I know I sound all ranty, but for years I’ve been bleating like a goat on crack about the importance of being the consummate professional. Pulling an “oops, I’m not ready” is the antithesis. I actually had one author give me the “oops, gotta tweak it” reply, then go on to explain that he’d only sent out the query to see if anyone thought it was any good. He never expected anyone to respond! Pissed me off, it did, and I suggested that perhaps he wasn’t quite ready for prime time.

Think that author would have told a prospective employer calling for an interview, “Oh, hang on while I spiff up my resume”?

It just ain’t good bidness…spiff before you query.


Challenging Ideas Need a Platform

December 11, 2014

If your book challenges traditional thinking, you MUST have the platform to back it up. I’m all for rocking the boat and making people think. That’s the cornerstone of Behler Publications. However, I can’t possibly consider anything based solely on the merits that it challenges traditional al thinking. Ya gotta be able to back it up.

Just because you can happily survive on $12,000 a year doesn’t mean everyone can.

Just because you lost weight eating pistachio shells doesn’t mean everyone else can.

Just because you found true peace living in a tree house doesn’t mean everyone will.

You need to have cred. You need to be a respected expert to advocate and prove your premise – whatever it is – is viable. After all, the world already has enough dreamers and nutters, and that doesn’t offer carte blanche on a marketable book.

Go for the different, but be able to put your platform where your mouth is. Or be prepared for lots of rejections…


Thou Shalt Not Be a Noob

December 9, 2014

I’ve written about noobs over the years – writers who don’t know what they don’t know…and don’t care. There are all kinds of noobish behavior; sending editors nasty grams over being rejected; not researching those they query; writing synopses that don’t cough up the plot…the list is long and depressing.
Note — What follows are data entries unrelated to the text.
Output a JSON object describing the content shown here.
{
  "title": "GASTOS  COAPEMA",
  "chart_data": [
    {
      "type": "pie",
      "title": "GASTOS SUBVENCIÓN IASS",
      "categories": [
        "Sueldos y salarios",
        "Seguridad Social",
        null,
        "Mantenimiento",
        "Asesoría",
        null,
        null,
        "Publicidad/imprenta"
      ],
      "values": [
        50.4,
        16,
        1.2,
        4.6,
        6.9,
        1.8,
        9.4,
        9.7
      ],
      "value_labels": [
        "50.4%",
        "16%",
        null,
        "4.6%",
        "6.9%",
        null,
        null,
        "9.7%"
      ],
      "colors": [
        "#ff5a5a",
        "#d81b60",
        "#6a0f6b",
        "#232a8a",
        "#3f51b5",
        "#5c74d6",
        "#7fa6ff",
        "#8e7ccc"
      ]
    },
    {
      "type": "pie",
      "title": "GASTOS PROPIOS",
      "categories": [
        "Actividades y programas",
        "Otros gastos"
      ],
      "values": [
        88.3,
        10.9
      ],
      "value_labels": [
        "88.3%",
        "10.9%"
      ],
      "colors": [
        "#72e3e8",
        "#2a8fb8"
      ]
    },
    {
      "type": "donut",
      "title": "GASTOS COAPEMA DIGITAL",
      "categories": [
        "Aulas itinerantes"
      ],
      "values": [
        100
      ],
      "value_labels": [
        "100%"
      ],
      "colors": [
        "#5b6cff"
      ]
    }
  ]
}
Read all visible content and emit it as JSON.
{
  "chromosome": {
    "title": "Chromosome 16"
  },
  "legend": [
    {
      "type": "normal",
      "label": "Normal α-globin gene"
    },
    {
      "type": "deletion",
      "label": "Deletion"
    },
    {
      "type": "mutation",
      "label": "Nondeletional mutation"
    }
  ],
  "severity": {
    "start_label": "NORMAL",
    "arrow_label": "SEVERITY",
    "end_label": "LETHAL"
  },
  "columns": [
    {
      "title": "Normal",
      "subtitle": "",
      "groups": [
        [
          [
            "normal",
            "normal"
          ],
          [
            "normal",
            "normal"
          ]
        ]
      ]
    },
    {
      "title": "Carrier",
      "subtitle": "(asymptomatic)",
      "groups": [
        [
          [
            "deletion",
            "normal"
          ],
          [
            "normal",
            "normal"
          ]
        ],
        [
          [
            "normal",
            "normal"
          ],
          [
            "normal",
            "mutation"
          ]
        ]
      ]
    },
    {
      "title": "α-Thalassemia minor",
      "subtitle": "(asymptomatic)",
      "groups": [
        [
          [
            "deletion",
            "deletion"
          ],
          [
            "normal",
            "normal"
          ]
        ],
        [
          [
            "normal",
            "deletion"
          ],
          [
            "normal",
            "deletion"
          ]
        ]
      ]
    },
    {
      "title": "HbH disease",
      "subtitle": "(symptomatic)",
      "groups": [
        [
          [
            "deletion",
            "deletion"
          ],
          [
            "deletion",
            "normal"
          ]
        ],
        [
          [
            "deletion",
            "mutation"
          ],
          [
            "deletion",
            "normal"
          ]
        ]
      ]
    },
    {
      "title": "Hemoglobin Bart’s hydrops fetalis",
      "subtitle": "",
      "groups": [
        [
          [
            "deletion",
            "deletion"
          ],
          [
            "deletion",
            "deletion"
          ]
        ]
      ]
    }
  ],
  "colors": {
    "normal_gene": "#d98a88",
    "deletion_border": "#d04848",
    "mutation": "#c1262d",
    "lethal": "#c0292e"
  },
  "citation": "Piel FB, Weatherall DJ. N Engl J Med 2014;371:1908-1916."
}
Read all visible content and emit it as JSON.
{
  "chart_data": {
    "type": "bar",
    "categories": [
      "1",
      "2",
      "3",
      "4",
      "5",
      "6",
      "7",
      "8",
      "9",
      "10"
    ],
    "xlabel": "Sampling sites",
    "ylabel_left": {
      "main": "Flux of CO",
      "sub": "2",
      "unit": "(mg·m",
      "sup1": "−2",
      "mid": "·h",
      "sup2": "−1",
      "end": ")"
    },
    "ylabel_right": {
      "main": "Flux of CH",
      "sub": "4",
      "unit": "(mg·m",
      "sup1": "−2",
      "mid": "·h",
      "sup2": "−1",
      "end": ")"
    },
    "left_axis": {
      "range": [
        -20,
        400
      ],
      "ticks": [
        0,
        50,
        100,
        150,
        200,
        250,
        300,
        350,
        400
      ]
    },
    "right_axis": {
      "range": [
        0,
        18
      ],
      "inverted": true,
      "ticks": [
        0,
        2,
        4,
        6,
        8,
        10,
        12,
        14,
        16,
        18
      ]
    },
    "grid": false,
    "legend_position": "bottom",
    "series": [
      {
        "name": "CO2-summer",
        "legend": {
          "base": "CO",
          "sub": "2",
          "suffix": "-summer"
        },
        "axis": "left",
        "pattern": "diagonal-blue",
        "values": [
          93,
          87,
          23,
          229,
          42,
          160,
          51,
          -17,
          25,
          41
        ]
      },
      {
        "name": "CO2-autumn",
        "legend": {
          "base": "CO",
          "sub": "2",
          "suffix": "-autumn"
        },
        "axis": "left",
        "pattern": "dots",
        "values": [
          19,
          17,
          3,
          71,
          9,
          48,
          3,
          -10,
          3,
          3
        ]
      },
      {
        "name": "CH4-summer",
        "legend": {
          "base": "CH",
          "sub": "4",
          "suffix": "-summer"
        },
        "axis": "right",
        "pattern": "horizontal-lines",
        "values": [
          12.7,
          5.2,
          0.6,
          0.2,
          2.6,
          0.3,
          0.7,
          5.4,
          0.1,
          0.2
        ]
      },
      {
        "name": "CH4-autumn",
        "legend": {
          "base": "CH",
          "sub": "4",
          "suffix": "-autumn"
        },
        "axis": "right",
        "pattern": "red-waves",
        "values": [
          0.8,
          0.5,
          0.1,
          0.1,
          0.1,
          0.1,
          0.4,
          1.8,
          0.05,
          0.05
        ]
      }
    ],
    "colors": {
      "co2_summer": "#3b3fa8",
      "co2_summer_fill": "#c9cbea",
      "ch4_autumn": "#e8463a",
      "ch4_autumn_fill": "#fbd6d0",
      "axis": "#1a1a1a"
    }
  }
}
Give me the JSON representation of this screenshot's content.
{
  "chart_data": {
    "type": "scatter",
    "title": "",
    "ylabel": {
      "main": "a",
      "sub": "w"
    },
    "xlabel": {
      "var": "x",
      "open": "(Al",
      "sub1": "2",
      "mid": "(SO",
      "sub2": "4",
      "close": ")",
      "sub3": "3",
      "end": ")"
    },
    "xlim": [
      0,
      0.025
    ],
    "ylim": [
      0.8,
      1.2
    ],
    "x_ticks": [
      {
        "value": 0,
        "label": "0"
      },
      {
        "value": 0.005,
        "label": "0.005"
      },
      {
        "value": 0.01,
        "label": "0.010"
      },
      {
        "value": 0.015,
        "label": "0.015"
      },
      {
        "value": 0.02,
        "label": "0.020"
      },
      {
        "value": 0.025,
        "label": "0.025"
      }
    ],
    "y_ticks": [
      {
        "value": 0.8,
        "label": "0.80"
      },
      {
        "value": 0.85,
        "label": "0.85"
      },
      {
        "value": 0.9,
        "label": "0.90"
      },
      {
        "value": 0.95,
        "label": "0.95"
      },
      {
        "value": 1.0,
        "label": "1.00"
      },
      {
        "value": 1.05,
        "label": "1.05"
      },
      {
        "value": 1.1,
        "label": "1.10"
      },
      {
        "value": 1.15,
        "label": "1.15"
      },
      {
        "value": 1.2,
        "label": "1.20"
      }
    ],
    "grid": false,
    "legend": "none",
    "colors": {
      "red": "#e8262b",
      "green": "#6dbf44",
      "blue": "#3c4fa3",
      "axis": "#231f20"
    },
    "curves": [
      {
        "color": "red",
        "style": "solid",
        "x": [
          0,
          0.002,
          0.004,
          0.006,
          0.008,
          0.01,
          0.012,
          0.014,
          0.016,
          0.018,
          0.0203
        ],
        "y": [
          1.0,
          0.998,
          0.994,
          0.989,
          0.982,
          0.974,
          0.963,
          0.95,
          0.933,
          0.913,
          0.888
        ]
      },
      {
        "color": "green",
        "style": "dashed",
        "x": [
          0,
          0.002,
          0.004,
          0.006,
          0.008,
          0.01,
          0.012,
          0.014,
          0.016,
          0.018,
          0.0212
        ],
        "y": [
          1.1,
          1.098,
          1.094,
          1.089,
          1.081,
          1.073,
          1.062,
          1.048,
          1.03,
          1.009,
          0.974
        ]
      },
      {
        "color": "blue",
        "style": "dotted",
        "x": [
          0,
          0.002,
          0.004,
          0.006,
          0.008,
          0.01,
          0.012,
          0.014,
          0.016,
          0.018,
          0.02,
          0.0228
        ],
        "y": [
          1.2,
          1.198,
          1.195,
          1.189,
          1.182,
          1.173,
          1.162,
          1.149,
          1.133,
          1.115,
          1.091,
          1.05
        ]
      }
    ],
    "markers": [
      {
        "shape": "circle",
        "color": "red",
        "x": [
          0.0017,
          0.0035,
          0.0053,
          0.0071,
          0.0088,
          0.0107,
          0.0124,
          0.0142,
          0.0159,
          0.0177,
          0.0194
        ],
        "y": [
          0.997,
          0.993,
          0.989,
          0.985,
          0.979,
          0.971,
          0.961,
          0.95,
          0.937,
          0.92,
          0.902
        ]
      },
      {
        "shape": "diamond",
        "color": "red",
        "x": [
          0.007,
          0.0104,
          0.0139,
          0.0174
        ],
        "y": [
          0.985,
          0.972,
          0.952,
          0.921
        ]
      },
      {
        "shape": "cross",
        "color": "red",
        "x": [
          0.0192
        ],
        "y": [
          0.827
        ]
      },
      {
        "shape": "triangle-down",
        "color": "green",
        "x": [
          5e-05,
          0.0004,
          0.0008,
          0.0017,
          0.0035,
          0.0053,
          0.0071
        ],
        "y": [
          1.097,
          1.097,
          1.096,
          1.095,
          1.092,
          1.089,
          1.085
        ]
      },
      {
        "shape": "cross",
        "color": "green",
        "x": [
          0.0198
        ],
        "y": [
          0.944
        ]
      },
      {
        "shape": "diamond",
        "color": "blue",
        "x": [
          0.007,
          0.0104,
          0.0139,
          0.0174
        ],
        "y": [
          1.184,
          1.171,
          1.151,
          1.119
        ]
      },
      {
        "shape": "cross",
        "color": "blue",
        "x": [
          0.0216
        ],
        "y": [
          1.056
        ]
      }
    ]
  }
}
Depressing because all these noobish symptoms can be so easily avoided.

So here’s another one:

One of the most overused sentences in back-cover thriller, mystery synopses: “Nothing is as it seems.” – though I have seen it in other genres as well.

Please, dear writers, this is a throwaway sentence that says nothing because it has zero power. Thrillers and mysteries are, by their nature, meant to mislead and keep the reader guessing whodunit, so stating the obvious is pedestrian.

It’s equally eye-bleach worthy with other genres because you’re telling, not showing…along with being cliché.

If I see this sentence in a query or on the back of a book, I will avoid,  avoid, avoid because it smacks of noobishness. Don’t be a noob.